I'm trying to figure out why cake is being used for native linux builds at all? Correct me if I'm wrong but to built a native linux library the only thing required is to build libskia and than run make within the "native-builds/libSkiaSharp_linux/" . Using dotnetcore and cake just seems over and above as to what is really needed to compile the native linux library.

@hurricanehrndz The reason for that is basically 2 reasons: I am not that clued up on make (or what the linux guys are using these days), and there are a few extra steps:

https://github.com/mono/SkiaSharp/blob/master/cake/BuildExternals.cake#L102-L105
https://github.com/mono/SkiaSharp/blob/master/cake/BuildExternals.cake#L711-L781

After working on this project, my skills have moved up a tiny bit, but I haven't had time to update the scripts. The best thing would be to actually mix all of this into the Makefile and just call make from cake. Thus, no need for any dependencies if you are just building native.

And, I will mention that the build process has improved recently - the first few versions did not use the nice gn tool, and was a bit harder to do with my very limited knowledge.

If you can go make and have the time, you can move this logic into the Makefile and send a PR. Everyone in the linux side of SkiaSharp will love you. 鉂わ笍 馃惂

Let me close this issue and open new issues with more specific tasks. As of now, linux support is available and working, just a bit rough to do.

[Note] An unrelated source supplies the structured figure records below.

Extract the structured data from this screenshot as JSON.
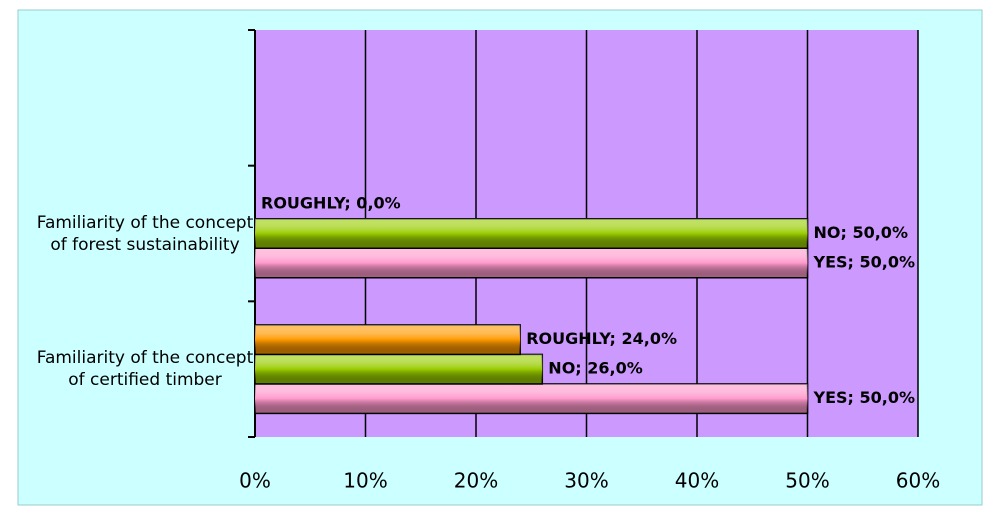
{
  "chart_data": {
    "type": "hbar",
    "categories": [
      "Familiarity of the concept of certified timber",
      "Familiarity of the concept of forest sustainability",
      null
    ],
    "series": [
      {
        "name": "YES",
        "color": "#ff99cc",
        "values": [
          50,
          50,
          null
        ],
        "value_labels": [
          "YES; 50,0%",
          "YES; 50,0%",
          null
        ]
      },
      {
        "name": "NO",
        "color": "#99cc00",
        "values": [
          26,
          50,
          null
        ],
        "value_labels": [
          "NO; 26,0%",
          "NO; 50,0%",
          null
        ]
      },
      {
        "name": "ROUGHLY",
        "color": "#ff9900",
        "values": [
          24,
          0,
          null
        ],
        "value_labels": [
          "ROUGHLY; 24,0%",
          "ROUGHLY; 0,0%",
          null
        ]
      }
    ],
    "xlim": [
      0,
      60
    ],
    "xticks": [
      {
        "value": 0,
        "label": "0%"
      },
      {
        "value": 10,
        "label": "10%"
      },
      {
        "value": 20,
        "label": "20%"
      },
      {
        "value": 30,
        "label": "30%"
      },
      {
        "value": 40,
        "label": "40%"
      },
      {
        "value": 50,
        "label": "50%"
      },
      {
        "value": 60,
        "label": "60%"
      }
    ],
    "grid": true,
    "background": "#ccffff",
    "plot_background": "#cc99ff"
  }
}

The issue to move the build into make: https://github.com/mono/SkiaSharp/issues/311
The issue to distribute linux binaries: https://github.com/mono/SkiaSharp/issues/312

I am closing this issue as it is quite big and is really too broad an issue. If any further questions, comments or issues are for linux support, either use the above issues or just create a new issue with your comment. This way the tasks are smaller and actionable, as well as easier to consume.